Review of David Dunwoody’s “Empire’s End”
I read David Dunwoody’s Empire nearly three years ago, and it has stuck with me as one of the standouts in zombie fiction because of its unique approach to the genre. Dave wrote a book filled with an element that seems to make perfect sense although no one that I am aware of has utilized it before or since. The Grim Reaper, Death, decides to take a stand against the undead, tired and angered by their defiance to the natural order of things. It is his job to transport those from this life into the next, and the undead resist that. So in Empire, death relinquished his responsibilities and became something not quite human, but not quite immortal. With his scythe, he laid waste to the undead. At the same time, he saved a little girl named Lily, who made him feel something human, something he’d never felt before: love.
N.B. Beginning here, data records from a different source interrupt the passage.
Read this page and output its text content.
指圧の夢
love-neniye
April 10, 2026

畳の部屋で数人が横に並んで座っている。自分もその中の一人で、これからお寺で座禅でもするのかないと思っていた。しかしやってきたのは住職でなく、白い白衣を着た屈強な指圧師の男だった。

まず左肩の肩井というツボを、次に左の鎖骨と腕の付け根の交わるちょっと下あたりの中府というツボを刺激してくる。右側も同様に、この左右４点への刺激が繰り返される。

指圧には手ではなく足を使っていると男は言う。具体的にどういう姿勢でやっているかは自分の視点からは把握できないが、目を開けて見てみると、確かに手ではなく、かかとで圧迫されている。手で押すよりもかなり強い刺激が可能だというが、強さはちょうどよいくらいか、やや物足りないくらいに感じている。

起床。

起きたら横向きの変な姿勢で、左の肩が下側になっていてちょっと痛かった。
Empire’s End continues the story of Death’s journey, along with that of Vorhees, the cop that was one of the last survivors out of Jefferson Harbor, Louisiana, a town in the badlands of the United States. Essentially, outside of the “Great Cities” to the north, which hide behind massive walls, the rest of the country is the badlands. A century has passed since the plague that released the zombie plague upon mankind swept the world. Before that, there were sources of power on this planet that allowed the dead to rise. They could not infect the living, just devour them, at least until the United States Government decided to tamper with this supernatural power. It was turned into a virus that could infect others and the rest, as they say, is history.
Much of Empire’s End takes place within one of the cities inside the walls that keep the undead out. Lily and Vorhees both are there now, and trying to adapt to a life of civility, or whatever approximates civility in this new world where the populous is convinced they are safe from the dangers beyond their gates. But while the undead are indeed not inside the walls, a group of traveling performers that have embraced the idea of an existence after life that is far more intoxicating, are building an army of the undead whose intent is to come north for a great feast of those hidden behind those walls.
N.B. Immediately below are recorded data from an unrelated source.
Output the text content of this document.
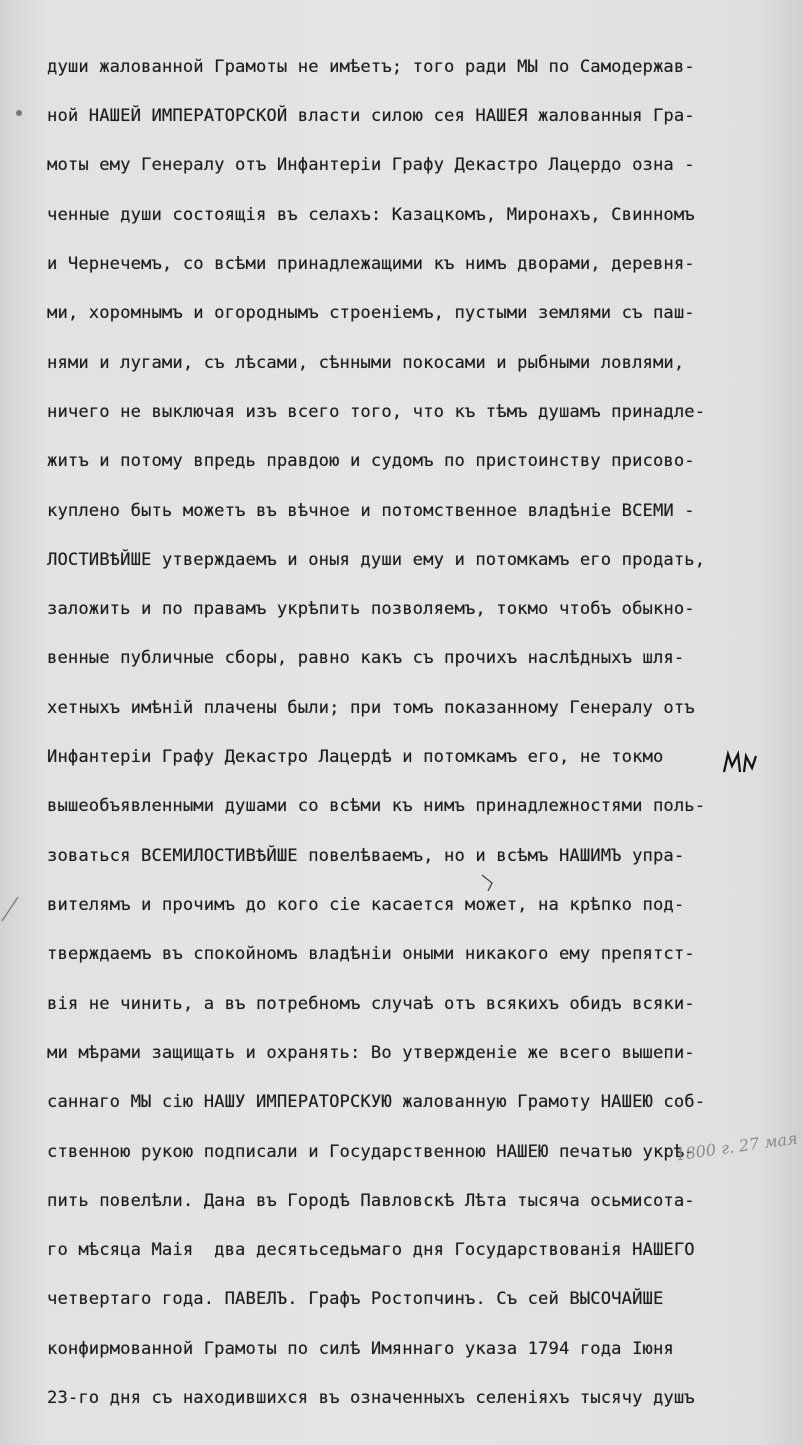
души жалованной Грамоты не имѣетъ; того ради МЫ по Самодержав-
ной НАШЕЙ ИМПЕРАТОРСКОЙ власти силою сея НАШЕЯ жалованныя Гра-
моты ему Генералу отъ Инфантерiи Графу Декастро Лацердо озна -
ченные души состоящiя въ селахъ: Казацкомъ, Миронахъ, Свинномъ
и Чернечемъ, со всѣми принадлежащими къ нимъ дворами, деревня-
ми, хоромнымъ и огороднымъ строенiемъ, пустыми землями съ паш-
нями и лугами, съ лѣсами, сѣнными покосами и рыбными ловлями,
ничего не выключая изъ всего того, что къ тѣмъ душамъ принадле-
житъ и потому впредь правдою и судомъ по пристоинству присово-
куплено быть можетъ въ вѣчное и потомственное владѣнiе ВСЕМИ -
ЛОСТИВѢЙШЕ утверждаемъ и оныя души ему и потомкамъ его продать,
заложить и по правамъ укрѣпить позволяемъ, токмо чтобъ обыкно-
венные публичные сборы, равно какъ съ прочихъ наслѣдныхъ шля-
хетныхъ имѣнiй плачены были; при томъ показанному Генералу отъ
Инфантерiи Графу Декастро Лацердѣ и потомкамъ его, не токмо
вышеобъявленными душами со всѣми къ нимъ принадлежностями поль-
зоваться ВСЕМИЛОСТИВѢЙШЕ повелѣваемъ, но и всѣмъ НАШИМЪ упра-
вителямъ и прочимъ до кого сiе касается может, на крѣпко под-
тверждаемъ въ спокойномъ владѣнiи оными никакого ему препятст-
вiя не чинить, а въ потребномъ случаѣ отъ всякихъ обидъ всяки-
ми мѣрами защищать и охранять: Во утвержденiе же всего вышепи-
саннаго МЫ сiю НАШУ ИМПЕРАТОРСКУЮ жалованную Грамоту НАШЕЮ соб-
ственною рукою подписали и Государственною НАШЕЮ печатью укрѣ-
пить повелѣли. Дана въ Городѣ Павловскѣ Лѣта тысяча осьмисота-
го мѣсяца Маiя  два десятьседьмаго дня Государствованiя НАШЕГО
четвертаго года. ПАВЕЛЪ. Графъ Ростопчинъ. Съ сей ВЫСОЧАЙШЕ
конфирмованной Грамоты по силѣ Имяннаго указа 1794 года Iюня
23-го дня съ находившихся въ означенныхъ селенiяхъ тысячу душъ
1800 г. 27 мая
Death, who has taken on the human name of Adam, is searching for Lily while he is being pursued by an undead vessel known as the Omega. I call it a vessel because this creature is filled with the vengeful spirits of many who Death has taken over the countless centuries where he fulfilled his duties. After having given up his mantle of responsibility, he has become vulnerable, and those who he sent to hell crave revenge.
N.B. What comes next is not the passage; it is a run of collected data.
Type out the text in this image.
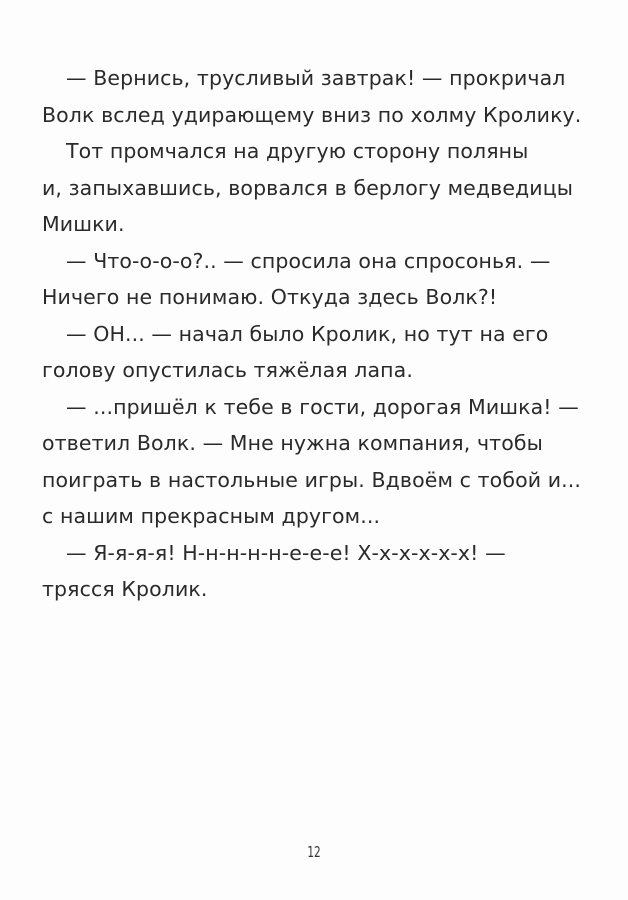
— Вернись, трусливый завтрак! — прокричал
Волк вслед удирающему вниз по холму Кролику.
Тот промчался на другую сторону поляны
и, запыхавшись, ворвался в берлогу медведицы
Мишки.
— Что-о-о-о?.. — спросила она спросонья. —
Ничего не понимаю. Откуда здесь Волк?!
— ОН... — начал было Кролик, но тут на его
голову опустилась тяжёлая лапа.
— ...пришёл к тебе в гости, дорогая Мишка! —
ответил Волк. — Мне нужна компания, чтобы
поиграть в настольные игры. Вдвоём с тобой и...
с нашим прекрасным другом...
— Я-я-я-я! Н-н-н-н-н-е-е-е! Х-х-х-х-х-х! —
трясся Кролик.
12
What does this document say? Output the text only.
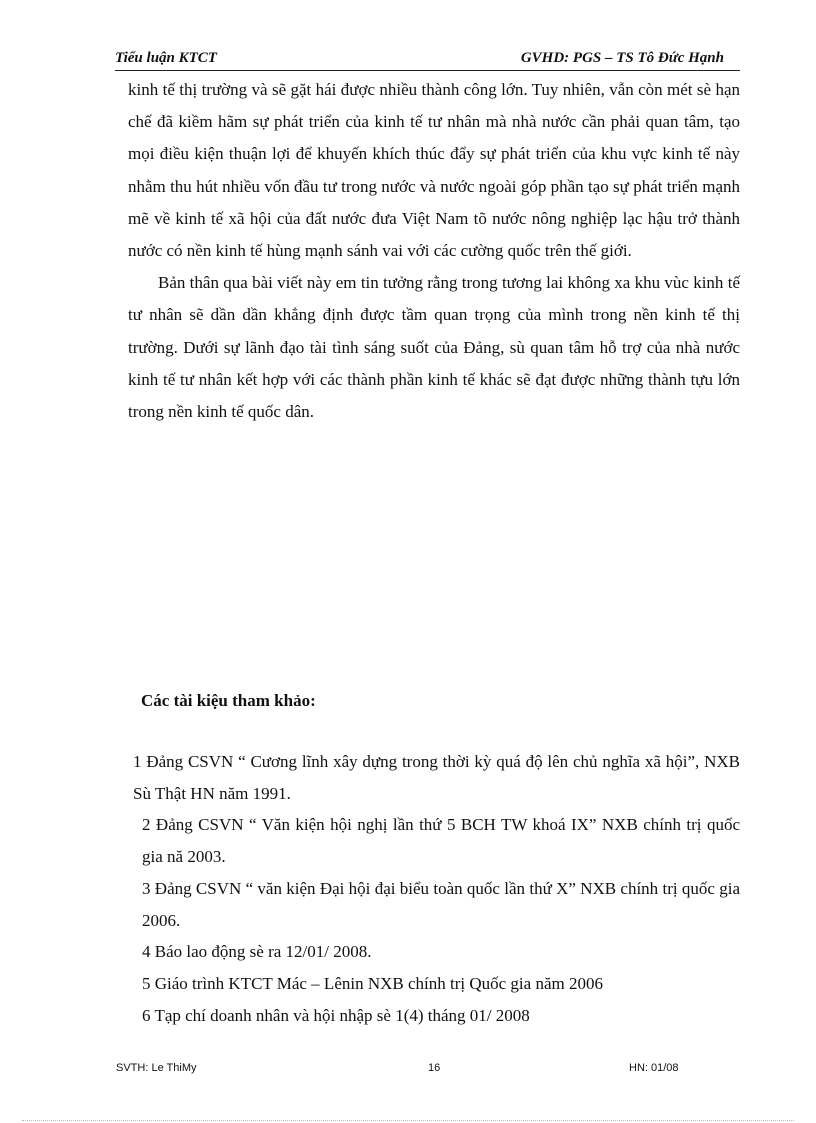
Tiểu luận KTCT	GVHD: PGS – TS Tô Đức Hạnh

kinh tế thị trường và sẽ gặt hái được nhiều thành công lớn. Tuy nhiên, vẫn còn mét sè hạn chế đã kiềm hãm sự phát triển của kinh tế tư nhân mà nhà nước cần phải quan tâm, tạo mọi điều kiện thuận lợi để khuyến khích thúc đẩy sự phát triển của khu vực kinh tế này nhằm thu hút nhiều vốn đầu tư trong nước và nước ngoài góp phần tạo sự phát triển mạnh mẽ về kinh tế xã hội của đất nước đưa Việt Nam tõ nước nông nghiệp lạc hậu trở thành nước có nền kinh tế hùng mạnh sánh vai với các cường quốc trên thế giới.

Bản thân qua bài viết này em tin tưởng rằng trong tương lai không xa khu vùc kinh tế tư nhân sẽ dần dần khẳng định được tầm quan trọng của mình trong nền kinh tế thị trường. Dưới sự lãnh đạo tài tình sáng suốt của Đảng, sù quan tâm hỗ trợ của nhà nước kinh tế tư nhân kết hợp với các thành phần kinh tế khác sẽ đạt được những thành tựu lớn trong nền kinh tế quốc dân.

Các tài kiệu tham khảo:

1 Đảng CSVN “ Cương lĩnh xây dựng trong thời kỳ quá độ lên chủ nghĩa xã hội”, NXB Sù Thật HN năm 1991.

2 Đảng CSVN “ Văn kiện hội nghị lần thứ 5 BCH TW khoá IX” NXB chính trị quốc gia nă 2003.

3 Đảng CSVN “ văn kiện Đại hội đại biểu toàn quốc lần thứ X” NXB chính trị quốc gia 2006.

4 Báo lao động sè ra 12/01/ 2008.

5 Giáo trình KTCT Mác – Lênin NXB chính trị Quốc gia năm 2006

6 Tạp chí doanh nhân và hội nhập sè 1(4) tháng 01/ 2008

SVTH: Le ThiMy	16	HN: 01/08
Empire’s End is more than just a solid sequel to an excellent zombie novel; it surpasses its predecessor with a deeper look into a world filled with dark magic and vivid characters, both living and dead. Dunwoody somehow manages to make Death a sympathetic character and his zombies are some of the scariest around.
As an added bonus, at the end of the book the reader gets “Grinning Samuel” and “AfterDead”, two additional stories that explain the origin of the undead plague. I had read Grinning Samuel before, but AfterDead was new to me, and a very intriguing story that gives the reader a genuine understanding of how this all came about.